We do not want to frighten anyone with the above information. Right now, experts in atrial fibrillation do not know whether it is better to prescribe antiarrhythmic drugs or to prescribe Coumadin and drugs that keep the heart rate from going too high. This is the subject of an ongoing clinical study sponsored by the National Institutes of Health called the AFFIRM trial. We suggest that people who are faced with this decision talk with physicians they trust to decide what is best for them.

Whether a person should take antiarrhythmic drugs for prevention of atrial fibrillation is a decision that should be made by that person together with her or his physician.

There is a surgical procedure that can cure atrial fibrillation. It was developed by Dr. James Cox at Washington University - St. Louis. It requires open heart surgery, however, and is rarely used today. A variation that uses ablation energy (either heating or cooling or both) can be used with good success in patients who are having open chest surgery for another reason at the same time.

Techniques for curing atrial fibrillation with radiofrequency ablation using catheters passed through the veins are now well-developed enough to be clinically useful. These techniques are associated with complications that can be significant, however. The best candidates for the procedure are people who still have atrial fibrillation despite taking one or more antiarrhythmic medications, who are otherwise in fairly good health, and whose heart rhythm is not atrial fibrillation all the time. In this group, the success rate is up to about 80% although sometimes more than one ablation procedure is required to achieve this success rate. People who do not meet the above characteristics can still experience a success rate of about 50%.

An atrial defibrillator was developed that could detect and convert atrial fibrillation automatically. This device was implanted under the skin, just like an ordinary pacemaker. Unlike a pacemaker, however, it detected fast atrial rates rather than slow ones, and delivered a large shock rather than many tiny ones. There were two problems with the designs by InControl, Inc. (website no longer active) and Medtronic, Inc. First, the shocks hurt. It turned out that the amount of energy needed to convert atrial fibrillation with the current design was above the pain threshold for some people. On the other hand, many people who actually had these devices said that the shocks did not hurt, or at least that they did't hurt much for the immediate relief that they brought. Second, the shock could, in principle, cause ventricular fibrillation. Thus, it had to have enough energy to convert this rapidly lethal rhythm. The Medtronic model could do this, while the InControl device could not. On the other hand, InControl reported that no episodes of atrial shock-induced ventricular fibrillation had occurred in their clinical studies. While this type of device offered an exciting new approach to atrial fibrillation, it appears no longer to be available.
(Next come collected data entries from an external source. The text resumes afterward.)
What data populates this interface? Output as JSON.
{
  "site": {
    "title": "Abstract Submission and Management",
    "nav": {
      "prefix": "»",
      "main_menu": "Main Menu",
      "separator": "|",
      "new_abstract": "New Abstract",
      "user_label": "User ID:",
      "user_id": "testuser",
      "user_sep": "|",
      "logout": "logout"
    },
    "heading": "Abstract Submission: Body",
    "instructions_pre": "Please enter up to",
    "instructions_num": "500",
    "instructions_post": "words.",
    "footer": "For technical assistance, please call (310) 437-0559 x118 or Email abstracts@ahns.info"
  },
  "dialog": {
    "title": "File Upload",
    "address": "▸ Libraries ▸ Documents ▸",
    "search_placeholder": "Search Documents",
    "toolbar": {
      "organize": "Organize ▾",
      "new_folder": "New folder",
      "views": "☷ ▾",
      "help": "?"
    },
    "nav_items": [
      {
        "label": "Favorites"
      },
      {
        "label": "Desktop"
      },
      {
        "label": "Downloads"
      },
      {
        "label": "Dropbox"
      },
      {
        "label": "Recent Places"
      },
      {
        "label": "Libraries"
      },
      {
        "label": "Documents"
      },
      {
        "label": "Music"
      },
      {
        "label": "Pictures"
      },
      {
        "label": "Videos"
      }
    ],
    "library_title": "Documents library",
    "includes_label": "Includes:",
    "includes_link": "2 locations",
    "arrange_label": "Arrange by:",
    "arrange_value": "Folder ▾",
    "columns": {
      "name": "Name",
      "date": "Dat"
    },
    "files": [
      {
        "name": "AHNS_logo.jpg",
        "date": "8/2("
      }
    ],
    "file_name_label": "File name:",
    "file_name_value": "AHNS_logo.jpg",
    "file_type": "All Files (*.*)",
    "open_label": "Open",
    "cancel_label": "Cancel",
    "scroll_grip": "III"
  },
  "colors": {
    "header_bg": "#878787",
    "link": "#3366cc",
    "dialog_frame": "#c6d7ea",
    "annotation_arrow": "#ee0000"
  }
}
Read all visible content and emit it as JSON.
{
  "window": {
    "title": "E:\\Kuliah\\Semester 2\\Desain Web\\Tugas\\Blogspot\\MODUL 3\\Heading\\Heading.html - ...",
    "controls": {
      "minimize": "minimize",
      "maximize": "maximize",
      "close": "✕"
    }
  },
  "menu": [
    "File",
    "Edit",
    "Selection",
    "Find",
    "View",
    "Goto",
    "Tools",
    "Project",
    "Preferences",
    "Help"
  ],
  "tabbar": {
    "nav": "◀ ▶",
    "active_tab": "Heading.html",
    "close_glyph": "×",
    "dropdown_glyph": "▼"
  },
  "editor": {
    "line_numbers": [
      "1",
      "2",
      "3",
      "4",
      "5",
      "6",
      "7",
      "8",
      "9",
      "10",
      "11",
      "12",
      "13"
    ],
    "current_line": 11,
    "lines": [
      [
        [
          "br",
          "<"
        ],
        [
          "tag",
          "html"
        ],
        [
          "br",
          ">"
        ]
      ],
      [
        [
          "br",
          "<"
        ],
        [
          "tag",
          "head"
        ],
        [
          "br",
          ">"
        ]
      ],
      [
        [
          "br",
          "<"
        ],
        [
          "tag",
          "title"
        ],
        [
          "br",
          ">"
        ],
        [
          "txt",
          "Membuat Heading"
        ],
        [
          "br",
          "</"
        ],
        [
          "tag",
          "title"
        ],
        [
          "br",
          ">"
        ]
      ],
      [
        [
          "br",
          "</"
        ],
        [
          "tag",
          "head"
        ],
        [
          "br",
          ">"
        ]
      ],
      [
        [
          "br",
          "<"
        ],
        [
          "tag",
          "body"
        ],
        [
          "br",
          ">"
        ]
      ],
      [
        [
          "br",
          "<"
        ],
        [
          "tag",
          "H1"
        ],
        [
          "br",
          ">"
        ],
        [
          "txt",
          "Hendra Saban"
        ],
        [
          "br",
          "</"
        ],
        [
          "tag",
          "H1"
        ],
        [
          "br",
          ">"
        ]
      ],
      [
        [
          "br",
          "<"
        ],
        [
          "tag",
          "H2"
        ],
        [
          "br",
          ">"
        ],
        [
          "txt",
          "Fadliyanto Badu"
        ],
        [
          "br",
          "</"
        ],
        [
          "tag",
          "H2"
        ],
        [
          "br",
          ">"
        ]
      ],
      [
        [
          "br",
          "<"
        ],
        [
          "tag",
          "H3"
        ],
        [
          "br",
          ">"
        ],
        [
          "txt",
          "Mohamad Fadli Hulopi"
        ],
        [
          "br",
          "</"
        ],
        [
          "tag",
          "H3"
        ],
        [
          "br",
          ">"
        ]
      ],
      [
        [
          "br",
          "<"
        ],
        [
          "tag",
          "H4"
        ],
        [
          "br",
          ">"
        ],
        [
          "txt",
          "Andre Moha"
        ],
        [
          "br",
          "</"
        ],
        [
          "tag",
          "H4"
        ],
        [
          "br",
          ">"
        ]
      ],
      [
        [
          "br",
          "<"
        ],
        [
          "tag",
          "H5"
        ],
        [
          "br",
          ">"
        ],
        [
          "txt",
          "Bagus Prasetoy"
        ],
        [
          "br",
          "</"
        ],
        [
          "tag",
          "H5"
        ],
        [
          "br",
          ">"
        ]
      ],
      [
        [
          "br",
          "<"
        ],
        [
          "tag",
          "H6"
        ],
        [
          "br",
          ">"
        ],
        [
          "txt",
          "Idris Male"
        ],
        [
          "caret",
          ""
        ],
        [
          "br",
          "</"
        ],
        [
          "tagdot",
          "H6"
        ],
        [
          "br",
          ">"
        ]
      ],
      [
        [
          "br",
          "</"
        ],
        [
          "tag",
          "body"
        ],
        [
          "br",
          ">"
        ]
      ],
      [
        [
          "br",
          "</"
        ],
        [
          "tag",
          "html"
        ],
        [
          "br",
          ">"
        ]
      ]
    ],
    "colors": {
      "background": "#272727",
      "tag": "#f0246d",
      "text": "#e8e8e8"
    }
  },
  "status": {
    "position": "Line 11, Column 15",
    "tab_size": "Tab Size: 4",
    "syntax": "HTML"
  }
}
Prevention of Embolic Stroke
     As noted above, patients with atrial fibrillation are at increased risk for stroke. Several excellent studies suggest that this risk can be reduced, but not eliminated, by administering an anticoagulant (e.g., heparin or warfarin) and/or antiplatelet (e.g., aspirin or ticlopidine) agents to almost all patients with this rhythm.

Whether a person should take such drugs and, if so, which ones, for reduction of risk of stroke during atrial fibrillation, is a decision that should be made by that person together with her or his physician.